The forecasts is for a drop in economic activity between now and 2021, with GDP growth of 2.1% this year, 1.8% in 2019, 1.7% in 2020 and 1.6% in 2021.

The predictions are at odds with the government and other national and international organisations and are published in the December Economic Bulletin released today.

“The period 2018-2021 should be a phase of maturing of the economic cycle, maintaining the growth trajectory but at a progressively lower level,” predicts the central Bank.

Mário Centeno’s agreed State Budget for 2019, points to an expansion of 2.3% in GDP this year and of 2.2% in 2020.

The Bank of Portugal cites, “a downward revision of export growth, which reflects the review of assumptions about the evolution of external demand and the incorporation of the most recent information.”

Urged to comment on the figures, Economy Minister Pedro Siza Vieira says that the government does not comment on economic forecasts from other institutions.

As for tourism, the Bank of Portugal is optimistic about the future of tourism in Portugal and predicts, “the maintenance of a relatively strong growth of tourism exports in the coming years”, even if challenges are expected.

“These positive mutterings are subject to uncertainty and risks, as tourism is directly linked to the global economic cycle and the opening up of competing destinations also may negatively affect Portuguese tourism exports.

A growth in tourism exports is predicted, which should be “higher than the prediction for total exports of goods and services and GDP, although lower than in 2017,” says the bank.

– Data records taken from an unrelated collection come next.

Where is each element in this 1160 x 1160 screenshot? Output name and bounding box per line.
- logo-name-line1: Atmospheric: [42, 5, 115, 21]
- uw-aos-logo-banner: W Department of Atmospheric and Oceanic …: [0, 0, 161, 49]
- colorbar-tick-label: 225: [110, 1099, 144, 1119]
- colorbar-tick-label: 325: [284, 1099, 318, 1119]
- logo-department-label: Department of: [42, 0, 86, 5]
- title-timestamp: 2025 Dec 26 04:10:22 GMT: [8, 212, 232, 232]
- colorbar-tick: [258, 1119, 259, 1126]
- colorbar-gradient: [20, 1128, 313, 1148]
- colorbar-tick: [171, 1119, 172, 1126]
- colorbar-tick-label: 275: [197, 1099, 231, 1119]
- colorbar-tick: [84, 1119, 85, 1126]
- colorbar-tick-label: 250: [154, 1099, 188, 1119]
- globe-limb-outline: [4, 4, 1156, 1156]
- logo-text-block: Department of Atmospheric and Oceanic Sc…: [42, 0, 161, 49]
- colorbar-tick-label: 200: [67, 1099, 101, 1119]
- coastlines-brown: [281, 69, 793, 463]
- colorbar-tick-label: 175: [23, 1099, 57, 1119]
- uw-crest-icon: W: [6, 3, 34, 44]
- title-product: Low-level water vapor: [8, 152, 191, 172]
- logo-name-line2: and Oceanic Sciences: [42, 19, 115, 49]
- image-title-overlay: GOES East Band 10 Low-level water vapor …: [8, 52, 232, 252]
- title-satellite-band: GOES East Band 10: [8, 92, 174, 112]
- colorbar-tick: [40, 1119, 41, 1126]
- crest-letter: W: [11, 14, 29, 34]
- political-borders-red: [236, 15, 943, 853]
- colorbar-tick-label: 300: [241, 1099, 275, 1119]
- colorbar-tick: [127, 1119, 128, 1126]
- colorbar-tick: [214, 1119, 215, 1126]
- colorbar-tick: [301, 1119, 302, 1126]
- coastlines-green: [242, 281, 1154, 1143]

The report states that, “these positive prospects for tourism in Portugal, however, present important challenges,” such as “high competition,” which “makes it essential to continue to focus on factors of tourist attractiveness not focused on price competitiveness, namely in an increase in the quality and added value of the services offered that contribute to the loyalty of visitors and to an increase in average revenue,” and that this, “will maintain a high growth of tourism exports in parallel with the development of segments with growth margin, such as business tourism.”

The report refers to Alojamento Local, “in particular small-scale local accommodation has made a strong contribution to increasing the country’s overall offer to foreign visitors,” which has “sustained a significant part of the development of this activity.”

“The predictable increase in tourist intensity brings obvious benefits to the country’s economy but also poses some challenges”, namely “risks of hostility by local inhabitants, deterioration of the tourism experience and the degradation of the natural, cultural and historical heritage,” which is why the bank advises, “a better distribution of non-resident tourism throughout the year and in regional terms.”

“Progress in these areas should be deepened in order to avoid potential congestion effects in the high season or under-utilization of infrastructure in the low season, as well as the negative impact of seasonality on the labour market,” adds the bank, considering that, “investment in transport infrastructure and other tourist facilities should not be overlooked, in order to avoid bottlenecks.”

Finally, the BoP also argues that “the regulatory framework of the sector should allow the orderly development of new business models”, namely those associated with new technologies.